Я постоянно ощущаю непосредственную связь и взаимозависимость между прошлым и будущим, между вчерашней игрой и сегодняшним делом. Ведь игра – один из основных признаков детства. Более того, это одна из прерогатив детства, его главное преимущество…
Так с грустью заключаем мы, взрослые, забывая о том, что крутится в нашей галактике Планета Игр. Небольшая, на первый взгляд ничем не примечательная, кроме своей обитаемости и голубизны…
Дети Планеты начинают играть, только-только успев родиться. У них есть все необходимое для этого: куклы, игрушечные дома и животные, игрушечные скрипки и пистолеты, игрушечные машинки и танки… В играх дети растут. Первые радости и обиды, первые синяки и победы приносят детям их игры и игрушки. В играх дети узнают, что есть на свете справедливость и есть власть, есть удовольствия и есть боль. И что в каждой игре обязательно есть правила, и что любая игра рано или поздно кончается.
И если кто-то не хочет играть, он может выйти из игры. И если детям старая игра уже не нравится, они спокойно и дружно начинают новую.
Но дети растут – растут вместе с детьми их игры: в царя и слуг, в преступление и наказание, в да и нет, в войну, в деньги, в дочки-матери. Многим хочется быть царем, генералом, директором, потому что это приносит много очень приятных игрушек. Но царю нужны подданные, генералу – солдаты.

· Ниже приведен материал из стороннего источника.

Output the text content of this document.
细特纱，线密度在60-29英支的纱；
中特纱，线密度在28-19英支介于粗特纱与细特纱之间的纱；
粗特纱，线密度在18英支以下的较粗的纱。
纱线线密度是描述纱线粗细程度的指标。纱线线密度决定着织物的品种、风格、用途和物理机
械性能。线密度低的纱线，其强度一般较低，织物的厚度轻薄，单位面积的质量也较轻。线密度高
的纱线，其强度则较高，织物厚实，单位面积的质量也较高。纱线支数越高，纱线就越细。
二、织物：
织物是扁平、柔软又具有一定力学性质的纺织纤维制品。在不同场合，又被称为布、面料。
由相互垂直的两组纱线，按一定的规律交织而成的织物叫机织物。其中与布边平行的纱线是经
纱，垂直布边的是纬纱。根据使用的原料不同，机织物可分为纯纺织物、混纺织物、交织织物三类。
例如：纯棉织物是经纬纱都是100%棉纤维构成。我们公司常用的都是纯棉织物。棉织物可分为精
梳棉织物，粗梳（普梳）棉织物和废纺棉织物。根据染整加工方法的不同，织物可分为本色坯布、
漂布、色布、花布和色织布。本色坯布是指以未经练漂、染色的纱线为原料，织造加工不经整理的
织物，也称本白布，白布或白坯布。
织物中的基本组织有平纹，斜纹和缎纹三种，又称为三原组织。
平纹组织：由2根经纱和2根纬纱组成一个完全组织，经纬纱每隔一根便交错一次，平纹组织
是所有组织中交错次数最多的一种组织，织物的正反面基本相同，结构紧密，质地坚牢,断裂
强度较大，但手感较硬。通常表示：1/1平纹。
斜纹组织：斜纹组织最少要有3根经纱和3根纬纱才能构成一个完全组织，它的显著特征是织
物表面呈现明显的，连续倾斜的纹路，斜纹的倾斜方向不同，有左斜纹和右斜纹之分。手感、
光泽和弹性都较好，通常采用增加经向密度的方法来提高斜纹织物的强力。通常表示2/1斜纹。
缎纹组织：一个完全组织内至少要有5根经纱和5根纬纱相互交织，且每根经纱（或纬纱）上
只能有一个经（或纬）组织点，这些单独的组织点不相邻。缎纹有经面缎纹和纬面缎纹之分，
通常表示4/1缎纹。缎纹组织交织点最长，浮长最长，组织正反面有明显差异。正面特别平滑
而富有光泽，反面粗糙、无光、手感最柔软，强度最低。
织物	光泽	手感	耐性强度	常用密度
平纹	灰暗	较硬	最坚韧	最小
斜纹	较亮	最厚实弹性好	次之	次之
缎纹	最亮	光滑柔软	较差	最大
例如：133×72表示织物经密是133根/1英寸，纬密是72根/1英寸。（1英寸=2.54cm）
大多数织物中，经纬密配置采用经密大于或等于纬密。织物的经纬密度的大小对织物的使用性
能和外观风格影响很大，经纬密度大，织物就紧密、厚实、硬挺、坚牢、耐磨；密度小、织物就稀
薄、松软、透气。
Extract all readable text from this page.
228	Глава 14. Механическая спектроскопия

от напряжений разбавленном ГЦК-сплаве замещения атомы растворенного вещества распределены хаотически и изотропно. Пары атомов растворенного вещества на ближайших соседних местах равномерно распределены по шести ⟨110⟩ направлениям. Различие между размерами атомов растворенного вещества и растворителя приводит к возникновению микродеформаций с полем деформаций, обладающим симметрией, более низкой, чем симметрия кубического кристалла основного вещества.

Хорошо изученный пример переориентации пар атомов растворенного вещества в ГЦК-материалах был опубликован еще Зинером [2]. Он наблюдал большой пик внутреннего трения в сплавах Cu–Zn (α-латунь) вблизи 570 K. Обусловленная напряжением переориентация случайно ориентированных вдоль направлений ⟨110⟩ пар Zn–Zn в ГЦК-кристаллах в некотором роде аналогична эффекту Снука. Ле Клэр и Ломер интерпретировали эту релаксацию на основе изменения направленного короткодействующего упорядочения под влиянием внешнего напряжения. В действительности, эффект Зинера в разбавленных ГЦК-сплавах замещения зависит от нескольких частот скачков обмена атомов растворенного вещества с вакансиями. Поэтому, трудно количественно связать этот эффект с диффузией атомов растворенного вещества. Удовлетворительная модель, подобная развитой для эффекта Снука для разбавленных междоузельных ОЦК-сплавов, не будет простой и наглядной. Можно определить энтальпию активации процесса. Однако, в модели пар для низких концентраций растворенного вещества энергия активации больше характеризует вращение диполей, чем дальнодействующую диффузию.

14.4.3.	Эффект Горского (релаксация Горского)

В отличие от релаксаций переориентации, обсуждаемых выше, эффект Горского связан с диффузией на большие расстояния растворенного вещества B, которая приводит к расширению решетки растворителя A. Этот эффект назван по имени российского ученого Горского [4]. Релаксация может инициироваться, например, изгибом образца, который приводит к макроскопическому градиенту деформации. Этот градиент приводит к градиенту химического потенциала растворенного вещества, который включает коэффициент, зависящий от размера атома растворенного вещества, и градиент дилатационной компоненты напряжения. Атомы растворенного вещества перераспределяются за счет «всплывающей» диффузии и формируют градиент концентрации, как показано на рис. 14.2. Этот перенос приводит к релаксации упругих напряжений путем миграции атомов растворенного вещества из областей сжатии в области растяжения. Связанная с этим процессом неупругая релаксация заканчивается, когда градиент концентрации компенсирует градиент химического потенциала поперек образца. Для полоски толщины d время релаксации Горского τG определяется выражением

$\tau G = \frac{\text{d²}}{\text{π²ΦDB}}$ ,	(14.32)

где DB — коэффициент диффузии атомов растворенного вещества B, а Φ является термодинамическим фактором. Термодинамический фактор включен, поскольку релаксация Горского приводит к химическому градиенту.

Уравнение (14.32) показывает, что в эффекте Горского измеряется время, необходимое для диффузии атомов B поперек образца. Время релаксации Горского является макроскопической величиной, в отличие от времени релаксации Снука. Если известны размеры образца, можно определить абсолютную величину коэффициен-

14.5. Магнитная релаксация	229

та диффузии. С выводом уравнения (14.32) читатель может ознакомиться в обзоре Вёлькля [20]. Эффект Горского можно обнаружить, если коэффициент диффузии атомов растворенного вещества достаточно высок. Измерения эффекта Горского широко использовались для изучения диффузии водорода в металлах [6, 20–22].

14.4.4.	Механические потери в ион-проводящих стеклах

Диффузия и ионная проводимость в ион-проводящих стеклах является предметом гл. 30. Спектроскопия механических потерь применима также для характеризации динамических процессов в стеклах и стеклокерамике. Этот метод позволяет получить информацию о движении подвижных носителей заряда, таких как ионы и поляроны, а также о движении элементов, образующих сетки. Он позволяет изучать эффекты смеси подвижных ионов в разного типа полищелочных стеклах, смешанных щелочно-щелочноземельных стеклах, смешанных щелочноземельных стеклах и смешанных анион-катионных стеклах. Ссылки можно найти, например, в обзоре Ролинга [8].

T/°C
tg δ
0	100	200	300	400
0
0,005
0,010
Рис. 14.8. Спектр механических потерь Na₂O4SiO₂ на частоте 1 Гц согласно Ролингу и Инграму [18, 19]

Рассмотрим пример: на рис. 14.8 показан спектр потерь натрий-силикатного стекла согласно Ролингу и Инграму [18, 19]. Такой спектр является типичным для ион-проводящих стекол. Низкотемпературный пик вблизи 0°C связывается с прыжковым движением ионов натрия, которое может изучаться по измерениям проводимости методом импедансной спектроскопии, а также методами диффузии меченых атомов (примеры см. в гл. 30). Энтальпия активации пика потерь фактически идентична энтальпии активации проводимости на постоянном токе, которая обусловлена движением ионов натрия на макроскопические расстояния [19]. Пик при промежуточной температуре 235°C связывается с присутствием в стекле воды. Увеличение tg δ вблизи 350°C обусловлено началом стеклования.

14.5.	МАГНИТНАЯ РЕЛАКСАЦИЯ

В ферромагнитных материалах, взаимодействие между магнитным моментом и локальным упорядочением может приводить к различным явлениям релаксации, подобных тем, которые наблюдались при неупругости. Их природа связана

И вот в игру втягиваются все новые и новые участники – ведь без этого игра теряет смысл. Забываются правила – те, что соблюдались в детстве: не драться, не обижать младших, меняться ролями. Участники забывают о том, что это игра, они начинают думать, что делают серьезное и единственно необходимое дело.
Они пытаются переименовать свою планету в Планету Дел. А тот, кто не забыл правил и пытается выйти из игры, признается опасным и оказывается отверженным.
Время от времени те, кто тоже хотят играть самыми красивыми игрушками, устраивают перевороты в своих игрушечных государствах с игрушечными границами.
Во время этих игрушечных переворотов на настоящие города падают отнюдь не игрушечные снаряды и льется настоящая кровь. А в других играх игрушечное слово, сказанное с игрушечной трибуны, зажигает настоящую грусть или радость в неигрушечных глазах, и игрушечный приказ, отданный в игрушечном кабинете настоящего мореного дуба, неигрушечной пулей пробивает самые настоящие сердца.
А наиболее хитрые понимают, что, если пирожков не хватает на всех, накладно драться из-за существующих. Нужно выпекать новые, специально для себя. Они придумывают новые игры, называя их науками, теориями и учениями. В новых играх все обстоит, как и в старых: те же начальники и подчиненные, те же игрушечные деньги, на которые покупаются и продаются разум и колбаса, совесть и драгоценности. Те же игрушечные битвы, но не на зеленых холмах планеты, а в разукрашенных залах.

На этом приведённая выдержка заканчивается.